Avec son livre The Beautiful Struggle, le photographe suédois Per Englund s’est immergé dans les Townships de Cape Town. La jeunesse y vit au son du kwaito et invente ses propres codes vestimentaires. Interview

Comment est né le projet The Beautiful Struggle ?
Je suis venu une première fois en Afrique du Sud comme assistant d’un photographe de mode suédois. A cette époque, je ne savais pas grand-chose du pays. La première vision que j’ai eue dans le taxi qui nous emmenait de l’aéroport était des alignées sans fin de maisons en tôle. C’était une image sordide d’un pays offrant des contrastes très durs. J’ai ressenti le besoin d’entrer dans les townhips, mais je voulais éviter la visite guidée pour les touristes. A la fin de l’année, j’ai fais la rencontre de Mlamli Figlan qui travaillait dans un des hôtels où nous résidions. On avait le même âge et il vivait dans le township de Guguletu. A cette époque, il portait mes bagages et me servait mes boissons, ce qui me mettait mal à l’aise, étant Blanc, Suédois et ayant la mémoire de l’apartheid à l’esprit. Je lui ai fait part de mon intérêt pour la vie qui se passait de l’autre côté, et il a commencé à me parler de la vie dans les townships. On devait garder le profil bas parce que la direction de l’hôtel lui avait interdit de parler de ça aux visiteurs. Son travail était de promouvoir les plages, les montagnes et les safaris. Nos routes se sont séparées lorsque l’équipe photographique s’est déplacée, mais j’ai toujours gardé Mlamli en tête. Une année plus tard, j’ai quitté mon travail et je suis retourné à Cape Town dans l’idée de retrouver Mlamli et de commencer à photographier la vie dans les townships. J’avais perdu son numéro de téléphone, alors je suis retournée à l’hôtel où il travaillait, mais il avait quitté son travail à cause des tensions avec la direction. J’ai eu la chance de tomber sur lui dans la rue. Il m’a emmené à Guguletu et ce fut le début d’une longue aventure en sa compagnie.
La vie et la réalité des habitants des townships furent-elles difficile à approcher ?
Au début, certains habitants étaient un peu méfiants. Ils pensaient que je n’allais pas revenir avec les photographies. Trop de touristes avaient fait cette promesse et ne l’avaient pas tenue. Ramener des photos à ceux qui le demandaient a donc été déterminant. C’est une question de confiance, de respect, et comme nous n’avions pas de soutien financier, c’était la seule chose matérielle que nous pouvions offrir. Parmi les difficultés rencontrées, Il y avait aussi la barrière de la langue. La langue maternelle de la plupart des habitants est le Xhosa, l’anglais vous emmène un bout mais pas aussi loin que vous désirez. Pour toutes ces questions, et bien d’autres, Mlami m’a aidé. Ce livre est autant le mien que le sien. Ce n’est pas un livre sur les townships, c’est un produit des townships.

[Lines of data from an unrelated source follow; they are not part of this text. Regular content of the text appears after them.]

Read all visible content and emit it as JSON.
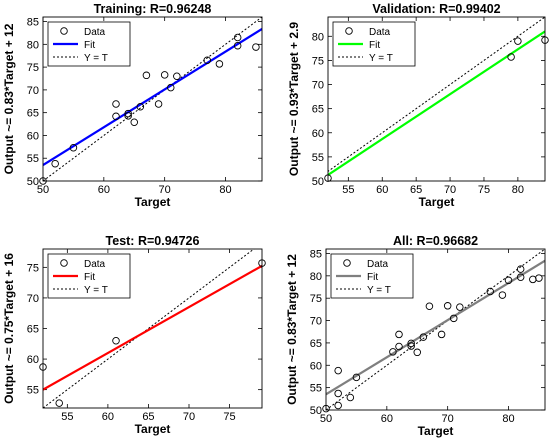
{
  "chart_data": [
    {
      "type": "scatter",
      "title": "Training: R=0.96248",
      "xlabel": "Target",
      "ylabel": "Output ~= 0.83*Target + 12",
      "xlim": [
        50,
        86
      ],
      "ylim": [
        50,
        86
      ],
      "xticks": [
        50,
        60,
        70,
        80
      ],
      "yticks": [
        50,
        55,
        60,
        65,
        70,
        75,
        80,
        85
      ],
      "legend": {
        "placement": "top-left",
        "entries": [
          "Data",
          "Fit",
          "Y = T"
        ]
      },
      "fit": {
        "slope": 0.83,
        "intercept": 12,
        "color": "#0000ff"
      },
      "points": [
        [
          50,
          50
        ],
        [
          52,
          53.8
        ],
        [
          55,
          57.3
        ],
        [
          62,
          66.9
        ],
        [
          62,
          64.2
        ],
        [
          64,
          64.8
        ],
        [
          64,
          64.3
        ],
        [
          65,
          62.9
        ],
        [
          66,
          66.3
        ],
        [
          67,
          73.2
        ],
        [
          69,
          66.9
        ],
        [
          70,
          73.3
        ],
        [
          71,
          70.5
        ],
        [
          72,
          73
        ],
        [
          77,
          76.5
        ],
        [
          79,
          75.7
        ],
        [
          82,
          79.7
        ],
        [
          82,
          81.5
        ],
        [
          85,
          79.4
        ]
      ]
    },
    {
      "type": "scatter",
      "title": "Validation: R=0.99402",
      "xlabel": "Target",
      "ylabel": "Output ~= 0.93*Target + 2.9",
      "xlim": [
        52,
        84
      ],
      "ylim": [
        50,
        84
      ],
      "xticks": [
        55,
        60,
        65,
        70,
        75,
        80
      ],
      "yticks": [
        50,
        55,
        60,
        65,
        70,
        75,
        80
      ],
      "legend": {
        "placement": "top-left",
        "entries": [
          "Data",
          "Fit",
          "Y = T"
        ]
      },
      "fit": {
        "slope": 0.93,
        "intercept": 2.9,
        "color": "#00ff00"
      },
      "points": [
        [
          52,
          50.6
        ],
        [
          79,
          75.7
        ],
        [
          80,
          79
        ],
        [
          84,
          79.2
        ]
      ]
    },
    {
      "type": "scatter",
      "title": "Test: R=0.94726",
      "xlabel": "Target",
      "ylabel": "Output ~= 0.75*Target + 16",
      "xlim": [
        52,
        79
      ],
      "ylim": [
        52,
        78
      ],
      "xticks": [
        55,
        60,
        65,
        70,
        75
      ],
      "yticks": [
        55,
        60,
        65,
        70,
        75
      ],
      "legend": {
        "placement": "top-left",
        "entries": [
          "Data",
          "Fit",
          "Y = T"
        ]
      },
      "fit": {
        "slope": 0.75,
        "intercept": 16,
        "color": "#ff0000"
      },
      "points": [
        [
          52,
          58.7
        ],
        [
          54,
          52.8
        ],
        [
          61,
          63
        ],
        [
          79,
          75.7
        ]
      ]
    },
    {
      "type": "scatter",
      "title": "All: R=0.96682",
      "xlabel": "Target",
      "ylabel": "Output ~= 0.83*Target + 12",
      "xlim": [
        50,
        86
      ],
      "ylim": [
        50,
        86
      ],
      "xticks": [
        50,
        60,
        70,
        80
      ],
      "yticks": [
        50,
        55,
        60,
        65,
        70,
        75,
        80,
        85
      ],
      "legend": {
        "placement": "top-left",
        "entries": [
          "Data",
          "Fit",
          "Y = T"
        ]
      },
      "fit": {
        "slope": 0.83,
        "intercept": 12,
        "color": "#7f7f7f"
      },
      "points": [
        [
          50,
          50.3
        ],
        [
          52,
          51
        ],
        [
          52,
          53.7
        ],
        [
          52,
          58.8
        ],
        [
          54,
          52.8
        ],
        [
          55,
          57.3
        ],
        [
          61,
          63
        ],
        [
          62,
          66.9
        ],
        [
          62,
          64.2
        ],
        [
          64,
          64.9
        ],
        [
          64,
          64.3
        ],
        [
          65,
          62.9
        ],
        [
          66,
          66.3
        ],
        [
          67,
          73.2
        ],
        [
          69,
          66.9
        ],
        [
          70,
          73.3
        ],
        [
          71,
          70.5
        ],
        [
          72,
          73
        ],
        [
          77,
          76.5
        ],
        [
          79,
          75.7
        ],
        [
          80,
          79
        ],
        [
          82,
          79.7
        ],
        [
          82,
          81.5
        ],
        [
          84,
          79.2
        ],
        [
          85,
          79.5
        ]
      ]
    }
  ]
}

The Beautiful Struggle nous entraîne au-delà de la mode et du style de vie jusque dans les activités quotidiennes et sociales des habitants des townships.
Mon idée de départ était de comparer les townships et la ville, de montrer que l’un ne peut exister sans l’autre. C’est une relation symbiotique. Sans les habitants des townships qui viennent tous les jours travailler à la ville, les gens de la ville ne pourraient jamais retirer les bénéfices de leur « belle vie ».
Les images sont à la fois en noir et blanc et en couleur.
J’ai commencé en noir et blanc, dans un style plus poétique et traditionnel. Mais très vite nous avons réalisé que cette histoire ne réclamait pas du contraste, mais de la couleur. The Beautiful Struggle raconte les bonnes vibrations, la créativité et le style unique que l’on rencontre dans les townships.
A quel point la musique kwaito a-t-elle influencé la mode et le style de vie des jeunes dans les townhips?
C’est très évident pour la jeune génération, beaucoup moins pour les aînés. On le voit clairement dans la rue, il y a des street bashes avec de gros sound-systems, des sessions à micros ouverts et les incroyables compétitions de danse pantsula. Mais la scène kwaito est beaucoup plus importante à Johannesbourg. La musique kwaito est pour les jeunes Sud-Africains des ghettos ce que le hip hop était à ses débuts à New York.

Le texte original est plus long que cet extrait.